We might all be in the middle of one of the greatest — and most vital — cat-and-mouse games of all time.
That’s the sense one gets when considering efforts to prevent fraudsters from exploiting digital payments and commerce, efforts taking on more importance as the global economy continues to grow — and which keep getting smarter, thanks to machine learning and artificial intelligence (AI) tools.
It’s a sense one easily gets when listening to Rahul Pangam, co-founder and CEO of fraud detection services firm Simility, in a discussion with Karen Webster from PYMNTS. “Fraud detection is always a cat-and-mouse game,” he said, and that appears unlikely to change in the future, especially as ever-more emerging markets embrace digital payments and eCommerce.
Fraud Growth
PYMNTS readers likely know the stakes involved, but it never hurts to review the numbers, just so no one is in danger of becoming numb to it all. According to recent PYMNTS research, criminals last year successfully made off with $4.2 trillion from the worldwide economy, a problem that has the potential to increase as the speed of money accelerates, and more transactions move online.
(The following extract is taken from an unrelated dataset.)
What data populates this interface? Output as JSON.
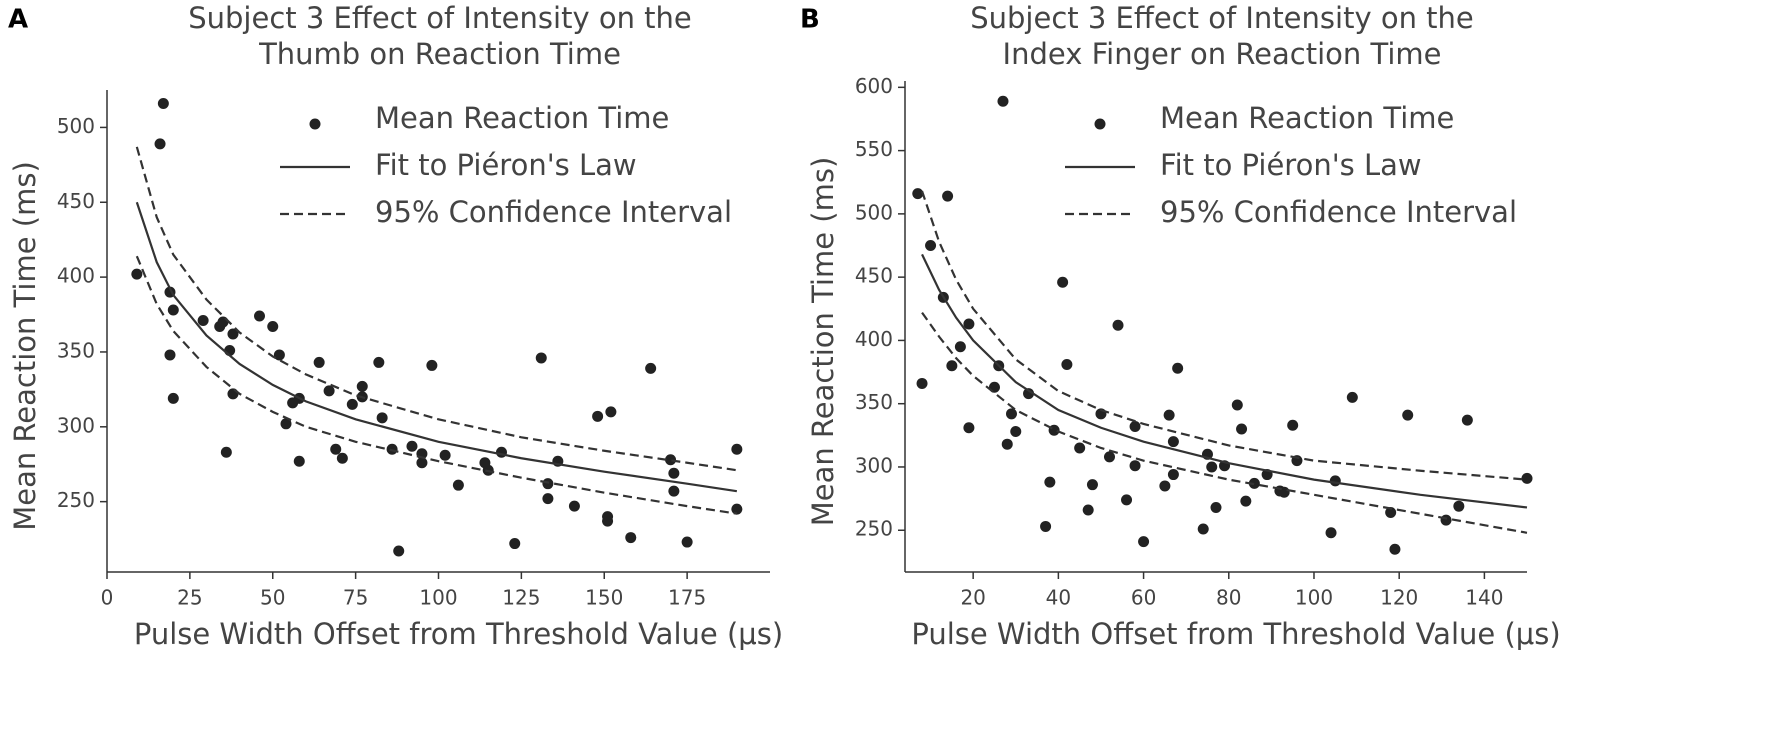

Indeed, digital payments volume is increasing as emerging technologies enable more seamless online transaction experiences for consumers and businesses. Cybercriminals are also seeing opportunities to use these offerings to their advantage, employing them to exploit vulnerabilities, siphon funds and access valuable data. Those trends are sure to continue as new innovations streamline transactions.
It’s not just emerging tech that matters in this space, though — so do emerging markets, which are adopting card and digital payments, presenting fresh targets for fraudsters. One recent and significant example comes from Brazil, one of the most populous countries on the planet. In an effort to grow the usage of smartphones in Brazil, some Big Tech companies have introduced debit card payment programs. As Reuters reported, many online retailers in Brazil only accept credit cards, due to a preponderance of fraud.
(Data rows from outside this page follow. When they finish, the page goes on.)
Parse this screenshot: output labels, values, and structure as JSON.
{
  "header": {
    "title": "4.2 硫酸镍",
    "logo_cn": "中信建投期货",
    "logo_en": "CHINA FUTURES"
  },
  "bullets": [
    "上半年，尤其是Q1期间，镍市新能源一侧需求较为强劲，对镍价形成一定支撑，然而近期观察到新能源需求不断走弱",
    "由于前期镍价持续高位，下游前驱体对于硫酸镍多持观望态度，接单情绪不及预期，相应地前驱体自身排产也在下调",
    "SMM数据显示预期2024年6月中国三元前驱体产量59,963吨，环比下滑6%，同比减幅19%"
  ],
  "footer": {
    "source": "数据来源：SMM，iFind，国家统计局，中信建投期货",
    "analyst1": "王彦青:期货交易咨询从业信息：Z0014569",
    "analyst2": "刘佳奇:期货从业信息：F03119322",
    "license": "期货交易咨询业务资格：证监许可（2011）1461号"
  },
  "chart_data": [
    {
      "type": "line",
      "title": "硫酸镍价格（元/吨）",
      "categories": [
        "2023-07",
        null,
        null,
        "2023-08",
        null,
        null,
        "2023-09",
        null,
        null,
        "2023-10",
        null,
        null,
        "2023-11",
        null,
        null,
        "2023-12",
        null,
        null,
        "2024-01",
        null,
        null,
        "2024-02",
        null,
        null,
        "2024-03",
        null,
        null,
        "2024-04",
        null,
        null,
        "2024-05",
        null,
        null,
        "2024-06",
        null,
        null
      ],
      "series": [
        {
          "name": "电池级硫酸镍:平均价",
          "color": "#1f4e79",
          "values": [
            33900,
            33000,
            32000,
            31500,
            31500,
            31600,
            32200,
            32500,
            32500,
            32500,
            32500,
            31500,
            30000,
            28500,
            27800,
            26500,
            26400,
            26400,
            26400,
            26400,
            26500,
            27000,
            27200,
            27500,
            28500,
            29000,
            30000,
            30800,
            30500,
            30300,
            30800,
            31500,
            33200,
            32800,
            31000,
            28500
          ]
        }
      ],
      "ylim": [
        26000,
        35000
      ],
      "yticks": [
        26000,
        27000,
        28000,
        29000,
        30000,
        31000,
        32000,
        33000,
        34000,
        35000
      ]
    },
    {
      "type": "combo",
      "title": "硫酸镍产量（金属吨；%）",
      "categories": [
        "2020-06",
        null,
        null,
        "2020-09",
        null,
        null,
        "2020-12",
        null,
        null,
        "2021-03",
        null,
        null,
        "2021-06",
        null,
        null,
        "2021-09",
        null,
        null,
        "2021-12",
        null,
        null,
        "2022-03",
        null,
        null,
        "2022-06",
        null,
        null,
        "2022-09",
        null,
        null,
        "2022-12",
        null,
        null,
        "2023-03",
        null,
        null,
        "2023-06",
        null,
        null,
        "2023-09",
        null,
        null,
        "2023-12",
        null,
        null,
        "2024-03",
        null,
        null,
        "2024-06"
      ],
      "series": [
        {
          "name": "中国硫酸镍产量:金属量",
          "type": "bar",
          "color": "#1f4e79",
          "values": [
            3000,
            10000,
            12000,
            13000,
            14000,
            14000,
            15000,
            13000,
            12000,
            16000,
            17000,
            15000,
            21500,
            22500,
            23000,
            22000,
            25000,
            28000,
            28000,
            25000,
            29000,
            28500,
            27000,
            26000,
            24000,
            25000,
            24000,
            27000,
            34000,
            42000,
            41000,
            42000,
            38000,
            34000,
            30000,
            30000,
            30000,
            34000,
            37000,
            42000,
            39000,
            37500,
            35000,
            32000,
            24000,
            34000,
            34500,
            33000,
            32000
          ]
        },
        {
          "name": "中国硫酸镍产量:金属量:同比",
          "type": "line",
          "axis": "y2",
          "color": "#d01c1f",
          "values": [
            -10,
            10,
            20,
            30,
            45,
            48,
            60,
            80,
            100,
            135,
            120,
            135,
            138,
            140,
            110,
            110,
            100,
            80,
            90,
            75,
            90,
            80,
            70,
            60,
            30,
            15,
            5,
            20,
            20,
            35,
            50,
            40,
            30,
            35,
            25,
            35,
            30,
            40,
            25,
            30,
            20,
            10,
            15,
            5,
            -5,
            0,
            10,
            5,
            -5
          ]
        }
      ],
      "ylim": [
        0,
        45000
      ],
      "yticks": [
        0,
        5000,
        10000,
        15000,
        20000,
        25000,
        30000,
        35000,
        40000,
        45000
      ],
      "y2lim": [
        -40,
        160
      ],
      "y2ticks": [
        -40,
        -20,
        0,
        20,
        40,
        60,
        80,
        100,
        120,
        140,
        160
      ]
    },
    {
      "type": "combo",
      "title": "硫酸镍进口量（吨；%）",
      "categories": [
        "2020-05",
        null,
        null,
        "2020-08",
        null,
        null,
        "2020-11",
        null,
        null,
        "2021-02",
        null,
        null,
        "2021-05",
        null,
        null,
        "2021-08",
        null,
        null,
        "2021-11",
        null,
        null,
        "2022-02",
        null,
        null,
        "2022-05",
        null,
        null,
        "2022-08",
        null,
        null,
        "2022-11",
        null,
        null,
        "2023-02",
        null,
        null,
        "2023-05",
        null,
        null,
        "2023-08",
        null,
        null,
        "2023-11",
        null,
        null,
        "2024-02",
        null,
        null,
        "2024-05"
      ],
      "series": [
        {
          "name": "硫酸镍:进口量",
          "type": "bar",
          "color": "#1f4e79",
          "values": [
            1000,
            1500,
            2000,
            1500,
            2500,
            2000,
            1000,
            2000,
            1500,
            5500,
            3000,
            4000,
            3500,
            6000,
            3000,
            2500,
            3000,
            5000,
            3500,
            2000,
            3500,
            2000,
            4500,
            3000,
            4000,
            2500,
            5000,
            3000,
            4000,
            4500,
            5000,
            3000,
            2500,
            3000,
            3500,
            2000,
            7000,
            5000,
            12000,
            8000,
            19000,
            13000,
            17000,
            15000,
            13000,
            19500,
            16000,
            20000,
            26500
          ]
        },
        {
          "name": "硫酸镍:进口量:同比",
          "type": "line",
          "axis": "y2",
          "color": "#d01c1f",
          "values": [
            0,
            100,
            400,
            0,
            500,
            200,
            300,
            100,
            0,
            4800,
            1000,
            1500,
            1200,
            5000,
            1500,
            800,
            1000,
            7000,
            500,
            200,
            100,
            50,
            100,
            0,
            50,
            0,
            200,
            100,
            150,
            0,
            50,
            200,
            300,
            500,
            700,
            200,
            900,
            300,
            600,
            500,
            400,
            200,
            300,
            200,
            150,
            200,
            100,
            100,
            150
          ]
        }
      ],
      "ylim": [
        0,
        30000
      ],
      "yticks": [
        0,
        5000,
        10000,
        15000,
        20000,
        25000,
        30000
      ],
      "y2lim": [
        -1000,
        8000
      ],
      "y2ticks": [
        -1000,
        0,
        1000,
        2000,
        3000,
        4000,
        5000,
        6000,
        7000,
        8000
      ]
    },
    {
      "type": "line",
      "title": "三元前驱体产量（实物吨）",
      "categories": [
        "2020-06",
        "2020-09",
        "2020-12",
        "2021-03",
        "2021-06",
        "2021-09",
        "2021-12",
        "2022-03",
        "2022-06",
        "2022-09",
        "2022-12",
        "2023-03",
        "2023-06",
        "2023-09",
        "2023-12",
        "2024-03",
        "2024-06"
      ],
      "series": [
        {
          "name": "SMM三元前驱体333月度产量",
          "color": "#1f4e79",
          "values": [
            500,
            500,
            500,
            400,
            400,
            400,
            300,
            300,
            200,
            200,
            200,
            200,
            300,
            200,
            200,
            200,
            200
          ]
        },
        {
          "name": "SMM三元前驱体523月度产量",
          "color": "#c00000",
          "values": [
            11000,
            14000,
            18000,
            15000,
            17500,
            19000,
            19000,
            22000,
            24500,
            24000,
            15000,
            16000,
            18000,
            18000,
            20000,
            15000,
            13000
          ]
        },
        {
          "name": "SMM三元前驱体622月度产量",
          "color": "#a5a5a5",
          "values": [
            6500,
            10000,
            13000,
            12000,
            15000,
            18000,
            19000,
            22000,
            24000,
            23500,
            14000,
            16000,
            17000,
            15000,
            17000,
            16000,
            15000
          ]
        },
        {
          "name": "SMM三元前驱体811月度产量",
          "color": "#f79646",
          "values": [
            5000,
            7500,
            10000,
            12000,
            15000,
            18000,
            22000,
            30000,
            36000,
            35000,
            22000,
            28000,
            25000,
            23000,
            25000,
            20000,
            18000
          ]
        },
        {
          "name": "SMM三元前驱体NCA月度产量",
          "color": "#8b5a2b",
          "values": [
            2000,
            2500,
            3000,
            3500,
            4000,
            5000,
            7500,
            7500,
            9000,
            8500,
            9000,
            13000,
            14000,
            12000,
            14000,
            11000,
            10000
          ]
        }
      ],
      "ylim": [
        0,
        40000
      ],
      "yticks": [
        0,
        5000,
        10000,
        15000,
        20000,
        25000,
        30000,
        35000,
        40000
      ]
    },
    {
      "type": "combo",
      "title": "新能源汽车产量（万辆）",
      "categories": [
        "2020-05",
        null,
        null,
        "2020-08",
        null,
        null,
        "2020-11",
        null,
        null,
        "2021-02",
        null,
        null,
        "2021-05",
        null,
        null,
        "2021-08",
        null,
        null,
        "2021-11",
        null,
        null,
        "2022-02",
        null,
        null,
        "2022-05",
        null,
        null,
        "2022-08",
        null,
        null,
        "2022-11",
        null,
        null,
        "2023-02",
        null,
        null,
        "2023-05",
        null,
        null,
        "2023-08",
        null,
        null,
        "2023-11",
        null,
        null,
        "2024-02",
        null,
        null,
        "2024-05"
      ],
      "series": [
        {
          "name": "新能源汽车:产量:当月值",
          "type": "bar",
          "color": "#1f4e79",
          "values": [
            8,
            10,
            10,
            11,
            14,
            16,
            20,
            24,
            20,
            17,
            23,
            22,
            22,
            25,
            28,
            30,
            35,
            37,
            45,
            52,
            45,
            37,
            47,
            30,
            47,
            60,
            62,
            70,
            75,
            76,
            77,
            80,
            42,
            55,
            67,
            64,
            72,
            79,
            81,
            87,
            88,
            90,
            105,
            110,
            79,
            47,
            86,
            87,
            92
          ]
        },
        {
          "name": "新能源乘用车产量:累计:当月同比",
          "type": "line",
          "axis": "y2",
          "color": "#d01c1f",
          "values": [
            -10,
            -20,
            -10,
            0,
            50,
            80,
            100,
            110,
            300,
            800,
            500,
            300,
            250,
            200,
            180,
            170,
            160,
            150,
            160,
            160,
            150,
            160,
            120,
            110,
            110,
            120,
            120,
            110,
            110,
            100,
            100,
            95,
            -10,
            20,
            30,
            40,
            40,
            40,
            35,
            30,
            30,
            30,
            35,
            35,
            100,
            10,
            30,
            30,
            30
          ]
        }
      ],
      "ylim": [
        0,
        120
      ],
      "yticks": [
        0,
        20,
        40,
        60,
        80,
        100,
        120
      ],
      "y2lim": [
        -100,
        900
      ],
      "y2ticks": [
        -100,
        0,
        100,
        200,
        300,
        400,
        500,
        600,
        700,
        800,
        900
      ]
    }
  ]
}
There is no one-size-fits-all fraud prevention solution for all countries, Pangam told Webster. “What I would [advise] for emerging markets is very different [from] what I would build for developing markets. Brazil is very different [from] what I see in the U.S.,” he said.
In those developing markets, fraudsters can find loopholes — stemming from the fact that retailers that accept cards don’t want to put too much friction before a consumer, lest they give up. Not only that, but fraud alerts and prevention have yet to catch up to the rising tide of card and other digital payments, providing more opportunities for fraudsters.
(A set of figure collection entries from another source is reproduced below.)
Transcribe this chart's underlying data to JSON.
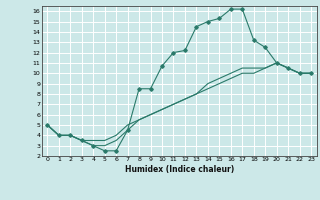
{
  "xlabel": "Humidex (Indice chaleur)",
  "bg_color": "#cce8e8",
  "grid_color": "#ffffff",
  "line_color": "#2a7a6a",
  "xlim": [
    -0.5,
    23.5
  ],
  "ylim": [
    2,
    16.5
  ],
  "xticks": [
    0,
    1,
    2,
    3,
    4,
    5,
    6,
    7,
    8,
    9,
    10,
    11,
    12,
    13,
    14,
    15,
    16,
    17,
    18,
    19,
    20,
    21,
    22,
    23
  ],
  "yticks": [
    2,
    3,
    4,
    5,
    6,
    7,
    8,
    9,
    10,
    11,
    12,
    13,
    14,
    15,
    16
  ],
  "line1_x": [
    0,
    1,
    2,
    3,
    4,
    5,
    6,
    7,
    8,
    9,
    10,
    11,
    12,
    13,
    14,
    15,
    16,
    17,
    18,
    19,
    20,
    21,
    22,
    23
  ],
  "line1_y": [
    5,
    4,
    4,
    3.5,
    3,
    2.5,
    2.5,
    4.5,
    8.5,
    8.5,
    10.7,
    12,
    12.2,
    14.5,
    15,
    15.3,
    16.2,
    16.2,
    13.2,
    12.5,
    11,
    10.5,
    10,
    10
  ],
  "line2_x": [
    0,
    1,
    2,
    3,
    4,
    5,
    6,
    7,
    8,
    9,
    10,
    11,
    12,
    13,
    14,
    15,
    16,
    17,
    18,
    19,
    20,
    21,
    22,
    23
  ],
  "line2_y": [
    5,
    4,
    4,
    3.5,
    3,
    3,
    3.5,
    4.5,
    5.5,
    6,
    6.5,
    7,
    7.5,
    8,
    8.5,
    9,
    9.5,
    10,
    10,
    10.5,
    11,
    10.5,
    10,
    10
  ],
  "line3_x": [
    0,
    1,
    2,
    3,
    4,
    5,
    6,
    7,
    8,
    9,
    10,
    11,
    12,
    13,
    14,
    15,
    16,
    17,
    18,
    19,
    20,
    21,
    22,
    23
  ],
  "line3_y": [
    5,
    4,
    4,
    3.5,
    3.5,
    3.5,
    4,
    5,
    5.5,
    6,
    6.5,
    7,
    7.5,
    8,
    9,
    9.5,
    10,
    10.5,
    10.5,
    10.5,
    11,
    10.5,
    10,
    10
  ]
}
That said, one constant does run through effective fraud prevention, which promises to gain more importance in the coming years with the rise of machine learning and AI. “Data always comes into play,” Pangam said. The trick? Using data to detect patterns that human beings cannot — even though people, thanks to what he called their ingenuity, will always have a place in the picture, a prediction that has been echoed recently by other fraud prevention technology experts.
The rising role of fraud prevention — along with the rise of digital payments in developing markets — serves to bring together technically minded and creative people to work on ways to make commerce and payments even more secure. No matter how advanced the machine learning or AI system might be, Pangam said, fraud prevention will always require human input and ingenuity.
Making Connections
Some fraudsters, like intelligent mice, will always find ways through anti-fraud defenses, though fraud prevention can reduce the criminals’ odds by finding those patterns ahead of time. Those patterns can be based on a variety of factors, many of them not easily discernible to human minds, Pangam noted — including, for instance, which international airports have a greater risk of fraud, or two seemingly unrelated transactions. “The data will tell you there is a connection,” he said.
Proactive moves are also key, especially in emerging markets, where merchants have not yet settled on the right level of friction to introduce into transactions, due to a fear of driving customers away.
“You have to put very basic levels of control in place,” Pangam said. That could include agents or alerts checking with the cardholder to make sure a relatively expensive or otherwise unusual transaction is legitimate. As time progresses, he noted, such checks might make use of biometric authentication, like selfie facial recognition via consumer mobile devices.
Pressure will only increase for merchants and service providers to supply even better fraud prevention, as more consumers around the world expect quicker — even instant — payments. The cat-and-mouse game continues.